Washington is on its way to making history after the legislature approved the “millionaires’ tax,” a 9.9 percent tax on income over $1 million. The bill, which makes significant investments in public education and child care, will also expand the Working Families Tax Credit – the state’s EITC – to reach an additional 460,000 households.
Not since 1932, when voters endorsed an initiative to enact a state income tax only to see it overturned by the state Supreme Court a year later, has the Evergreen State come so close to bringing more balance to its tax system.

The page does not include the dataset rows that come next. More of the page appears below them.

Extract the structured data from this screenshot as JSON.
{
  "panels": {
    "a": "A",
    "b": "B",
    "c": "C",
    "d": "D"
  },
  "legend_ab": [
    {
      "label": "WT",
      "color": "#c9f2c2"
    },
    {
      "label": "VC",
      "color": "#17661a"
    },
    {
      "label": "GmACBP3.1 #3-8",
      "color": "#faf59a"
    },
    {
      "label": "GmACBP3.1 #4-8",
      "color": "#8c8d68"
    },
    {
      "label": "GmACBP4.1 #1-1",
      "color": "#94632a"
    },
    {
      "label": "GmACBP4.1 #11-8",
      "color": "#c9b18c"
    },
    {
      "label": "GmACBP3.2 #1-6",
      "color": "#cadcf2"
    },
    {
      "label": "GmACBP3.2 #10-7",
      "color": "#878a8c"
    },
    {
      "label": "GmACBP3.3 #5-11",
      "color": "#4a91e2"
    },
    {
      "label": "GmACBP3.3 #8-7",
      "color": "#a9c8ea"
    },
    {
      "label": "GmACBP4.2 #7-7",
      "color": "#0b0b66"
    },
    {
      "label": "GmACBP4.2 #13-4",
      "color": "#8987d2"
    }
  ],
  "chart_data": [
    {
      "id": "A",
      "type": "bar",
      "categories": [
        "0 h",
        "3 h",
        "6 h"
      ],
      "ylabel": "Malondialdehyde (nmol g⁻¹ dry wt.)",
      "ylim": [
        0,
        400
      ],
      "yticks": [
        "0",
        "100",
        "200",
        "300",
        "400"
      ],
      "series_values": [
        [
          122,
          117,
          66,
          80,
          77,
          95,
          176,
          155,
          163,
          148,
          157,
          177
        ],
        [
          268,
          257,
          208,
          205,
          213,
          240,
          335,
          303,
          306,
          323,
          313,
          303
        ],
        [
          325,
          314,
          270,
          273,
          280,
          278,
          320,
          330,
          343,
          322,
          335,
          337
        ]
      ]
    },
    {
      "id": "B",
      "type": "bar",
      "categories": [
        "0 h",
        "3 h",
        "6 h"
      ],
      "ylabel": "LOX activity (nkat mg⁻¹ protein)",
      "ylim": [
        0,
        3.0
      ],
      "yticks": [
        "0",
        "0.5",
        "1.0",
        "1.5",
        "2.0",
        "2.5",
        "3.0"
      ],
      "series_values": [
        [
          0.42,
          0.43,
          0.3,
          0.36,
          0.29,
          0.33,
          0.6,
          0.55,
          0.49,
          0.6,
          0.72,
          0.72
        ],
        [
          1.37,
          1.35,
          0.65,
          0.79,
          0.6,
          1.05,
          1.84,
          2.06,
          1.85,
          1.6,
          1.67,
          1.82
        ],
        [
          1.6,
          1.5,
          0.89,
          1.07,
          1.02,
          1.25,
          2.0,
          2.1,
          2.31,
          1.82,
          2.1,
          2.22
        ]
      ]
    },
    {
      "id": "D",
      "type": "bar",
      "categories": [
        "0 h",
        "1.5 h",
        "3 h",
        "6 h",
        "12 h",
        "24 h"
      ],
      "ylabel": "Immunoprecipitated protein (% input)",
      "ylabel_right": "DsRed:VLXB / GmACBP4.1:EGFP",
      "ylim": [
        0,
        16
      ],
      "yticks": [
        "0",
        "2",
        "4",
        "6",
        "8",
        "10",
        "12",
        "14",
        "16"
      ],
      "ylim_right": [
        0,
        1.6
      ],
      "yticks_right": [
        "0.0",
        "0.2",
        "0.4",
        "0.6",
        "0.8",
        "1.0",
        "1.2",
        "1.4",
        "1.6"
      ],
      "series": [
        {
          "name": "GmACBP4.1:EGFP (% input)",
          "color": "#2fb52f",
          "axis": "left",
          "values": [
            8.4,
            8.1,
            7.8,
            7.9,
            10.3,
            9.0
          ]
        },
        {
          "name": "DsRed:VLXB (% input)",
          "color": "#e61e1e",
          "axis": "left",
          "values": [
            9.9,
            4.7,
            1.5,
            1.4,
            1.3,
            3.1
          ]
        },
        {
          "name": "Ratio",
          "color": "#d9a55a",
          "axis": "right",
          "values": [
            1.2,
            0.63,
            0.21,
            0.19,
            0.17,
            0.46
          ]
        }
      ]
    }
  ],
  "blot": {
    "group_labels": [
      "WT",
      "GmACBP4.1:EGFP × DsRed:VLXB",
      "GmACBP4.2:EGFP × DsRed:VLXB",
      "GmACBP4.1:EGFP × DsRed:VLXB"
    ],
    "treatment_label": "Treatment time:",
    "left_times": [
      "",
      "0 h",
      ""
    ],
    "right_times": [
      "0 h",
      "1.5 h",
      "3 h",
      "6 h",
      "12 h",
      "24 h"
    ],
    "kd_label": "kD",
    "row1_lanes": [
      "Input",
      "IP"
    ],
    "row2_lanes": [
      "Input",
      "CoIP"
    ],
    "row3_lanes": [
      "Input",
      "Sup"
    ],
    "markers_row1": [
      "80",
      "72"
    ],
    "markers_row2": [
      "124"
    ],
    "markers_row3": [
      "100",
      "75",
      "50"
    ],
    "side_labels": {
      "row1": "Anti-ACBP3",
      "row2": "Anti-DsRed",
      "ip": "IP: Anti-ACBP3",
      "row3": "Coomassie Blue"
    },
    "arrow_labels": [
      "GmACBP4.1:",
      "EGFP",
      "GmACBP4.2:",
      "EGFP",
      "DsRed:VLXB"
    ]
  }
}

Washington’s tax structure is woefully unequal, with its lack of an income tax helping to earn its place as the second most regressive state and local tax system in the country. While lawmakers have made progress in recent years by creating and later enhancing their Capital Gains Excise Tax, families in the bottom 20 percent still pay an effective tax rate over three times what those in the top 1 percent pay.
Figure 1

Washington’s millionaires’ tax is an important step toward making the state’s tax system more equitable. The state joins a growing list of others like Connecticut, Maryland, Massachusetts, Minnesota, and Rhode Island that have recently taxed, or are considering taxing, high-income households to help responsibly support state budgets. And this has happened as state-level tax policy faces an epidemic of inequity, as roughly 40 states tax high-income families at rates lower than everyone else.
Figure 2

The new tax is projected to raise up to $3 billion in 2029 after it goes into effect in 2028. Not only will this injection of revenue fund vital services, but it will also provide much-needed support for low- and middle-income families at a time when federal lawmakers have made far-reaching cuts to programs like SNAP and Medicaid. It will also help balance out the effects of the new Trump tax law on the wealthiest Washingtonians, who will, on average, receive an annual tax cut of more than $90,000.
Meanwhile, changes to the Working Families Tax Credit will boost economic security for lower-paid Washingtonians. By making the credit available to young workers without children in the home and working seniors living on lower incomes, and by increasing income eligibility thresholds, Washington is prioritizing investing in households that are more economically vulnerable.
Washington lawmakers are leading the way by responsibly raising revenue from those receiving the biggest gains at the federal level. Investing in children, education, and working families will build robust communities and make Washington a place where everyone can thrive.